Nach einigen Hin- und Her überlegen entschloss ich mich dazu, zu meinem Arbeitsplatz, der Werkstatt, zu joggen. Vielleicht konnten die Burschen ja Hilfe gebrauchen. Ich weiß, es ist ungewöhnlich, dass Frauen in einer Autowerkstatt arbeiteten, aber mich faszinierten die Dinger vom ersten Moment an, da sie auf meinem Planeten nicht existierten. Einfach aus dem Grund, dass wir unsere Umwelt nicht damit verschmutzen wollten. Wir hatten da andere Möglichkeiten von A nach B zu reisen. Und wenn ich schon arbeiten musste, dann wenigstens an etwas, was mich interessierte. Und das taten Autos und Motoräder gewiss. Außerdem war es, nur weil Azeroth vergleichsweise viel Geld hatte, ja nicht gleich so, dass mir alles Geld in Arsch geschoben wurde. Ich musste es mir selber erarbeiteten. Aber es lohnte sich, ich verdiente nicht gerade wenig hier. Und das obwohl ich nur Montag bis Donnerstag arbeitete. Der Grund war, dass ich auch meine Freizeit wollte und brauchte. Zum Beispiel um feiern zu gehen. Und auch wenn es heute Samstag war, besuchte ich sie um nach ihnen zu sehen. Ein Blick aus meiner Glasfront verriet mir, dass die Sonne schien und so entschied ich mir für ein einfaches, bauchfreies Top und meine Jogginghose. Meine Haare band ich mir zu einem hohen Zopf und schon joggte ich durch den Wald Richtung Werkstatt. Ich genoss jeden Atemzug dieser frischen Waldluft. Sie tat mir so gut. Legenden besagten, dass wir Matrix ohne frische Luft eingingen wie eine Rosine, ob das so stimmte wusste ich nicht. Testen wollte ich es allerdings auch nicht. Dafür war mir meine Haut mir viel zu schade. Wer will schon einen Haufen Schrumpel? Recht schnell war ich an meinem Ziel angelangt. Grinsend trat ich durch die große Glastür zur Werkstatt und schmiss dabei die Hände in die Luft.
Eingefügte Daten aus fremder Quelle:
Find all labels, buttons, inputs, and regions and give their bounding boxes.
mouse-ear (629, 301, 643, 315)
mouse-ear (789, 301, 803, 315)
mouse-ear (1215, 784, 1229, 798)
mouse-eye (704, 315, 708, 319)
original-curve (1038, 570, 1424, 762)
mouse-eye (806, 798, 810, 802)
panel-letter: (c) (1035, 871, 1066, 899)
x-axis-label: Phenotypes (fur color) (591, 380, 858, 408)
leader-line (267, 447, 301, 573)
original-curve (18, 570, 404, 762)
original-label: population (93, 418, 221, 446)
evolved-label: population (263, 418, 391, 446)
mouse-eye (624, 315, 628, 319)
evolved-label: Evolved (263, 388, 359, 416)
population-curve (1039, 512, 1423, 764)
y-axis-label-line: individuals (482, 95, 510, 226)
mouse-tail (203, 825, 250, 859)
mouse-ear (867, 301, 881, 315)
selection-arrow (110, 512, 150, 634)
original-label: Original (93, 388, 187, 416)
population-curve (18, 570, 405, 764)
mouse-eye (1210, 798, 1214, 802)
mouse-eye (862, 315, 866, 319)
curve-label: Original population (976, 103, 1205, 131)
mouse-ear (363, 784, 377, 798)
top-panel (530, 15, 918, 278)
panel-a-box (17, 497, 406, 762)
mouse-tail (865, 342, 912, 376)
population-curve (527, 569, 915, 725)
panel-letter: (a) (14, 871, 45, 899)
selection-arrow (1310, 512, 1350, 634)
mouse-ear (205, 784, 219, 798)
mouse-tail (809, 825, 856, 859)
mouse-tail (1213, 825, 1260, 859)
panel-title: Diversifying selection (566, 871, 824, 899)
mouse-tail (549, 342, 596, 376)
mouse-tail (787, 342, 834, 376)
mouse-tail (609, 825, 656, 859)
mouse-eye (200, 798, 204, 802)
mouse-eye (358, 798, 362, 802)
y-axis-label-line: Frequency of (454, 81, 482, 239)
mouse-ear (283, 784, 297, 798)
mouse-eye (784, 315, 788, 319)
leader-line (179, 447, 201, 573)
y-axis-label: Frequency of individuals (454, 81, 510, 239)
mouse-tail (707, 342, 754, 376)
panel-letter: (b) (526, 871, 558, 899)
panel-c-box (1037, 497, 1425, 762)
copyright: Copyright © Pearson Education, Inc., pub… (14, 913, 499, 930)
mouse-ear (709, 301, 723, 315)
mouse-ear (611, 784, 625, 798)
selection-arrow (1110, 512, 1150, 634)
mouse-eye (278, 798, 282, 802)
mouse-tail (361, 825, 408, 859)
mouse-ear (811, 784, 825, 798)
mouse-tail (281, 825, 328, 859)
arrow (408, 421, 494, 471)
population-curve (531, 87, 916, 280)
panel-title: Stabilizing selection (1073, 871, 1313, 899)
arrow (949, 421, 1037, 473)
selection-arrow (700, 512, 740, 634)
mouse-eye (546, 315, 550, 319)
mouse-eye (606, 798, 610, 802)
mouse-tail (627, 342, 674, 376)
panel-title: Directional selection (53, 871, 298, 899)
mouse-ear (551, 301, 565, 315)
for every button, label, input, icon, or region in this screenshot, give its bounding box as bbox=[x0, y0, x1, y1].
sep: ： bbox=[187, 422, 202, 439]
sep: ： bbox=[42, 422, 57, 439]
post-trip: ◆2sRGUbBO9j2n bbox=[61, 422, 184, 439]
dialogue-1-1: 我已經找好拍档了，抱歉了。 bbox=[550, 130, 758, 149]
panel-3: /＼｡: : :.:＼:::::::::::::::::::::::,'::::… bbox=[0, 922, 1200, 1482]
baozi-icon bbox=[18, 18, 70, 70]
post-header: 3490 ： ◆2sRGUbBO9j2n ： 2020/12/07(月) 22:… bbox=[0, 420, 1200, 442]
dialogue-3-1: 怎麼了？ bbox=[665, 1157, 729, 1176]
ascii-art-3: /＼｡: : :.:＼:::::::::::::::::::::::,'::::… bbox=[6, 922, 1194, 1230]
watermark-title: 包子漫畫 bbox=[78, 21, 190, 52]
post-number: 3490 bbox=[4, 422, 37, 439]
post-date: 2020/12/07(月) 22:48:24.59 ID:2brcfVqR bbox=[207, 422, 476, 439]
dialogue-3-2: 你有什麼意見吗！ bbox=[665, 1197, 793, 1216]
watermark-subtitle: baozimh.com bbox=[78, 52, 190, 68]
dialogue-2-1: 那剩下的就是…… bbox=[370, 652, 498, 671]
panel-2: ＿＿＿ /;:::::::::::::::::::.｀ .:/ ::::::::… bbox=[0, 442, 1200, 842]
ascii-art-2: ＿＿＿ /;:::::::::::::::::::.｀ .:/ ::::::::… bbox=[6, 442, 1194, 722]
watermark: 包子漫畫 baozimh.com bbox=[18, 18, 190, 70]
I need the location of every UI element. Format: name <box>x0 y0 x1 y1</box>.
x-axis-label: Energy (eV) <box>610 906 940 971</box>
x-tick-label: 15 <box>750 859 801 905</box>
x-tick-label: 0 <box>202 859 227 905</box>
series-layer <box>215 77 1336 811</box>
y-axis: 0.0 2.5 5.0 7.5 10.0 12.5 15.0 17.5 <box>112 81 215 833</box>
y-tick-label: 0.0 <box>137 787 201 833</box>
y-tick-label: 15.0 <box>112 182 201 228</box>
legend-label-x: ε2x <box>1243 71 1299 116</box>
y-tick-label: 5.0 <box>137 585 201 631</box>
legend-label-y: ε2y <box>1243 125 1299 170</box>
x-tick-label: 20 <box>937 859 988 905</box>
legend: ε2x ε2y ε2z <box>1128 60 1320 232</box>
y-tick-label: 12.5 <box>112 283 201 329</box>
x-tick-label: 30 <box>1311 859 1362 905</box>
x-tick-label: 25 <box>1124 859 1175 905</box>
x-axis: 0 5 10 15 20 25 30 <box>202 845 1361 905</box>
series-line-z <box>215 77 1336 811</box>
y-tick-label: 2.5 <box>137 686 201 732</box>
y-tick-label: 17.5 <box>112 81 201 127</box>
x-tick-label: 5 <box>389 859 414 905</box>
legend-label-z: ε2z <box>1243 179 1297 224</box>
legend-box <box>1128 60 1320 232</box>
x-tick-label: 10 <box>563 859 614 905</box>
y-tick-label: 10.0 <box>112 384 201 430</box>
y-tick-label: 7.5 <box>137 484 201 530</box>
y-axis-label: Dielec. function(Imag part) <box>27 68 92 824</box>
„Hay Jungs!“ Alle Köpfe ruckten zu mir herum. Junne hockte gerade unter einem BMW, als er sich wegen mir so erschrak, dass seine Birne voll gegen das Metall des schwarzen Autos klatschte. Oups.

„Junne, Junne. Das du dich jedes Mal wieder erschrickst!“, grinsend lief ich zu ihm und drückte ihm ein Kuss auf die Wange. Er rieb sich grinsend die Stirn und rollte auf seinem Brettchen wieder zurück unters Auto.

„Irgendwann gewöhne ich mich dran!“ Ich kicherte drauf los. Na sicher! Junne hieß in Wirklichkeit Julius, aber seitdem seine kleine Schwester ihn immer Junne genannt hatte, weil sie ‚Junge‘ nicht aussprechen konnte, wurde er immer Junne genannt. Bei meinen Bürschchens hier war ich wie verändert, das kühle, zurückweisende Mädchen existierte hier nicht. Die Jungen verstanden mich so wie ich war, dennoch kannten sie meine andere Seite ebenso.

„Anatol!“, freudig warf ich mich in seine Öl beschmierten Arme. Mit ihm verstand ich mich am besten. Er war lustig und eigentlich wie ein großer Bruder für mich. Zu allen Leuten nett, der übelste Aufreißer und für jeden Scheiß zu haben. Außerdem war er Russe und der totale Schrank, manchmal fragte ich mich, wie er überhaupt unters Auto passte. Anatol band seine Haare immer mit einem Lederband zusammen, da sie etwas länger waren und sie ihn sonst bei seiner Arbeit störten. Seine Haare waren dunkelbraun, genau wie seine Augen. Außerdem zierten prächtige Tattoos Anatols Körper. Ich wartete nur noch auf den Tag, an dem er seine Haare abrasierte und sich seinen Schädel tätowieren ließ. Trotzdem sah er ziemlich gut aus. Junne war das komplette Gegenteil von Anatol. Er war etwas verklemmter zu Fremden, wenn man ihn näher kannte, jedoch ein wahres Goldstück. Junne war ziemlich schlaksig, dafür schoss er aber ungemein in die Höhe. Er hatte kurze blonde Haare die, auch ohne Gel, in alle Richtungen abstanden. Außerdem hatte er dunkelblaue Augen und ein hageres Gesicht.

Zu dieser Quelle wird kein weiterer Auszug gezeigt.